Maria veio buscar-me à noite e perguntou-me se eu queria casar com ela. Respondi que tanto me fazia, mas que se ela de facto queria casar, estava bem. Quis então saber se eu gostava dela. Respondi, como aliás respondera já uma vez, que isso nada queria dizer, mas que julgava não a amar. “Nesse caso, por que casar comigo? ”, disse ela. Respondi que isso não tinha importância e que, se ela quisesse, nós podíamos casar

 

Uma vez caracterizado Mersault, o protagonista, vamos entender a sequência de eventos da narrativa.

Logo após receber o telegrama, Mersault conversa com seu chefe, o qual aparenta estar bravo por este ter de se ausentar do trabalho para ir ao enterro da mãe. Ao chegar à cidade onde se localizava o asilo (pois este homem não colocara a mãe próximo a ele), tem uma breve conversa com o diretor da casa de repouso. Ao ser questionado sobre o porquê de colocar a mãe idosa naquele local, o protagonista simplesmente responde que ela estava entediada na casa dele e os dois pouco conversavam. Mais uma vez, o pragmatismo é latente, ele toma suas decisões pensando não em seus sentimentos e muito menos no que é certo. Suas atitudes estão além do bem e do mal. Durante o enterro, ele conhece um idoso que aparentemente estava “namorando” sua mãe no asilo. Ele não entende porquê.

Nos capítulos seguintes, o protagonista recebe um pedido de ajuda de seu vizinho para armar uma cilada para sua amante. Ele o ajuda e, como resultado, após agredirem a mulher, um conhecido dela passa a perseguir os dois. Essa constante perseguição a Mersault o leva, eventualmente, a assassinar este homem (um mulçumano) com quatro tiros. Tudo isso é narrado nas primeiras 64 páginas com a mesma frieza com a qual eu aqui conto essa mesma história.

Sacudi o suor e o sol. Compreendi que destruíra o equilíbrio do dia, o silêncio excepcional de uma praia onde havia sido feliz. Voltei então a disparar mais quatro vezes contra um corpo inerte onde as balas se enterravam sem se dar por isso.
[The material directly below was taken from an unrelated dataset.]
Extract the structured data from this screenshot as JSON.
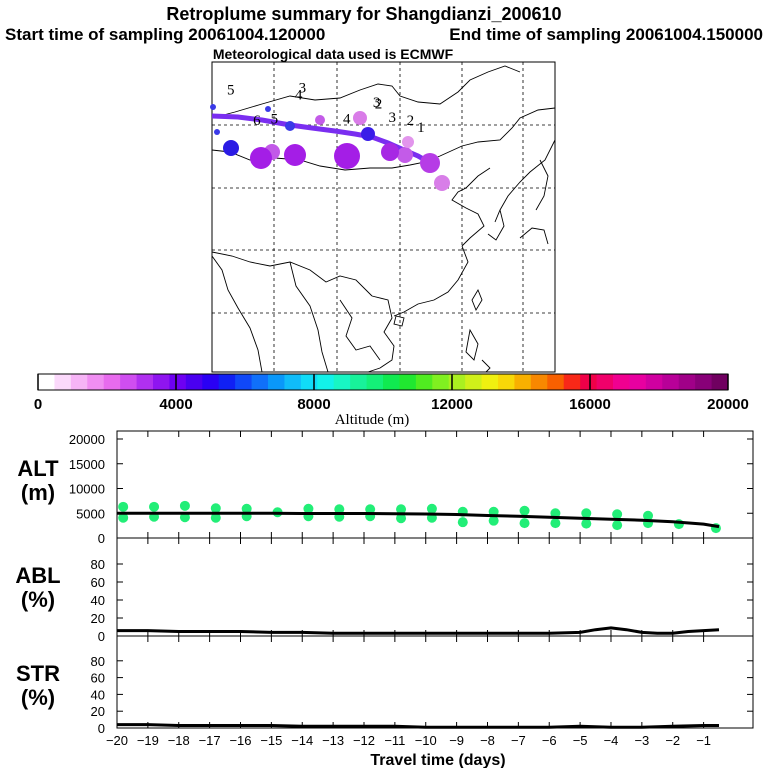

A segunda parte do livro se inicia com os preparativos para o julgamento de Mersault. Não convém muito descrever os pormenores de cada capítulo, basta entender-se que pouco a pouco, os acusadores (e até mesmo o próprio juiz) não se atinham a discutir o crime cometido por Mersault, mas sim a criticar sua personalidade (inclusive o fato dele se considerar ateu) como um todo, chamando como testemunha o próprio diretor do asilo onde morrera sua mãe. Caracterizado por todos como um monstro, Mersault é condenado a morte.

Pode-se dizer que O Estrangeiro, como história, acaba neste momento. As últimas páginas do livro se preocupam apenas em expressar as ideias que passam pela cabeça de Mersault conforme ele aguarda o dia de sua execução. Aqui, finalmente Camus explicita sua filosofia na forma de um grande monólogo.

Ao se ver preso por quase um ano, Mersault finalmente começa a se preocupar com questões mais subjetivas: ele se pergunta o porquê de sua mãe ter se apaixonado tão idosa e sabendo que iria morrer. Ao fazer isso, ele chega à conclusão de que justamente porque sabia que logo iria morrer logo, ela resolveu tentar manter um relacionamento. Assim, ele conclui que a humanidade ruma para o absurdo, e o universo como um todo, mostra-se completamente indiferente a tudo isso. Pela primeira vez em todo o livro, o protagonista parece abandonar o vazio, não o negando, mas o aceitando e entendendo que, uma vez que não há um sentido inerente à vida, todos somos livres e, ironicamente, dentro da prisão Mersault finalmente tem a sensação de verdadeira liberdade:

Como se esta grande cólera me tivesse limpado do mal, esvaziado da esperança, diante desta noite carregada de sinais e de estrelas, eu abria-me pela primeira vez à terna indiferença do mundo. Por o sentir tão parecido comigo, tão fraternal, senti que fora feliz e que ainda a era. Para que tudo ficasse consumado, para que me sentisse menos só, faltava-me desejar que houvesse muito público no dia da minha execução e que os espectadores me recebessem com gritos de ódio.